Talkshows sind eine gute Bühne für Politikerinnen und Politiker, um ihre Botschaften ins Publikum zu werfen. Anstrengend nur, wenn man dort auf Leute trifft, die ganz andere Botschaften verbreiten wollen. Die einen vielleicht auch mal argumentativ auskontern. Besser wäre es also, wenn man gleich seine eigene Talkshow machen würde, sicher ist sicher. Das hat sich offenbar auch Carsten Linnemann gedacht. Der neue CDU-Generalsekretär hat sein eigenes Online-Talkformat, mit ihm selbst als Moderator und Gesprächspartnern, die – Überraschung – meist ganz seiner Meinung sind.
Podcast: Richard David Precht zu Gast bei Carsten Linnemann
"Einfach mal machen", heißt der professionell produzierte Podcast, der wie Journalismus klingen soll, aber natürlich vor allem dem Ziel dient, Werbung für die CDU zu machen. Zu Gast in der aktuellen Folge ist Richard David Precht, dem Linnemann attestiert, man werde noch in 200 bis 300 Jahren über ihn reden. Darüber, ob das nicht etwas dick aufgetragen war, lässt sich trefflich philosophieren. Der große Denker gibt seinem Gastgeber jedenfalls erst einmal recht: Linnemann hatte neulich gefordert, Freibadrandalierer sollten am besten noch am Tattag ihrer gerechten Strafe zugeführt werden. Das brachte ihm gute Schlagzeilen. Schließlich kann niemand ernsthaft etwas dagegen haben, wenn in Freibädern Ruhe einkehrt. Wie das in einem Rechtsstaat umgesetzt werden soll, kann man sich dann ja immer noch später überlegen.
Für Precht steht fest: "Vor zehn, fünfzehn Jahren wäre es das Selbstverständlichste gewesen, niemand hätte sich darüber aufgeregt. Dass das überhaupt zum gesellschaftlichen Spaltungsthema taugt – da fragt man sich, was kann man überhaupt noch für Aussagen machen, die nicht zu gesellschaftlicher Spaltung führen?" Dann ärgert er sich noch in bester "Das-wird-man-doch-noch-sagen-dürfen-Manier" darüber, dass man heute für jede Kleinigkeit medial "zu Tode moralisiert" werde – und bekommt Rückendeckung von Anna Schneider.
Die Österreicherin sitzt ebenfalls im Podcast-Studio, fungiert als "Chefreporterin Freiheit" bei der Welt und arbeitet sich seit Jahren an der vermeintlich staatshörigen, links-grünen deutschen Mainstream-Gesellschaft ab. Und so stellt sie gleich mal klar, dass "grün-links-politisierte Menschen" dazu neigen, die Welt in Gut und Böse einzuteilen." Deswegen ist man automatisch schon böse, wenn man irgendwie rechts von Angela Merkel steht". Und irgendwo sitzt Friedrich Merz und denkt sich: brillant.
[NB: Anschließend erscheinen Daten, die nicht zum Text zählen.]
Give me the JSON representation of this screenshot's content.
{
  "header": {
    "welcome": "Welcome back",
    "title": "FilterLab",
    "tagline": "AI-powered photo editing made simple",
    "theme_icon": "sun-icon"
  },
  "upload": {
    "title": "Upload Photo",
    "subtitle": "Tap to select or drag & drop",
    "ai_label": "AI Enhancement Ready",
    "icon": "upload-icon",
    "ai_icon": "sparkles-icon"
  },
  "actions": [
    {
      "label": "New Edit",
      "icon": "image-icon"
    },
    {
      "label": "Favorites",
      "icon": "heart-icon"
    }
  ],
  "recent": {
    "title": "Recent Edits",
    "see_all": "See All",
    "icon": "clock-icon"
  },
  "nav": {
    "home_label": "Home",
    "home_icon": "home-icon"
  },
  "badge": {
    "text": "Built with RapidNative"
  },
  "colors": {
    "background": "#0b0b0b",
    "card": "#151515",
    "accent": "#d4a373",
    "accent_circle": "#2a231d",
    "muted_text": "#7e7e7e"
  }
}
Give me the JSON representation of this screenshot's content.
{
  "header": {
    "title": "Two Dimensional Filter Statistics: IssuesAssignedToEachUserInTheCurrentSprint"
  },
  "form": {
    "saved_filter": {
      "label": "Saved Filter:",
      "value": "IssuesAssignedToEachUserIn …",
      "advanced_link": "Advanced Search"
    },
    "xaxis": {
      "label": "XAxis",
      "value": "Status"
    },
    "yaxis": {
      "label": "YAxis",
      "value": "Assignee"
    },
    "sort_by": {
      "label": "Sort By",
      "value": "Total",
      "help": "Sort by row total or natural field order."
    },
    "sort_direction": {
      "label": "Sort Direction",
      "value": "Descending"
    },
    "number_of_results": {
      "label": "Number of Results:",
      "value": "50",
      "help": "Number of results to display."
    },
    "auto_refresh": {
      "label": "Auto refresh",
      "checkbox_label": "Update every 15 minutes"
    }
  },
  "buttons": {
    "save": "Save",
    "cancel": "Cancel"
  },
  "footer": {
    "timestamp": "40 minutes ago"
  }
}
Für Carsten Linnemann ist der Podcast ein Heimspiel
Für Moderator Linnemann ist das Gespräch ein Selbstläufer. In der Folge zuvor hatte er sich übrigens gleich Parteichef Merz höchstpersönlich eingeladen, da kann nichts schiefgehen. In einer anderen Episode unterhält er sich mit Nena Brockhaus, Autorin von Büchern wie "Ich bin nicht grün" oder "Alte weise Männer", über Elektroautos. Konfrontationspotenzial? Eher nicht. Auch die Parteifreunde Caroline Bosbach und Philipp Amthor waren schon da. Gemeinsam. Heimspiel Linnemann.
Es gibt einen Deal zwischen Linnemann und Friedrich Merz
Für den strategischen Kopf der CDU ist das Format eine ideale Plattform, um zu demonstrieren, wohin er die Partei führen will. Vielleicht auch, um zu zeigen, dass zumindest er verstanden hat, wie moderne Kommunikation geht. Nach Informationen unserer Redaktion gibt es einen Deal zwischen Linnemann und Merz, nachdem der Generalsekretär die rechte Flanke abdecken soll, damit der Parteichef sich bis zur Bundestagswahl etwas mittiger – und damit kanzlerkandidatentauglicher – positionieren kann. Dass Merz diesen Deal mit seinen Aussagen zur AfD gleich mal torpediert hat, soll Linnemann geärgert haben. Aber er kann ja einfach mal seine eigenen Nachrichten machen.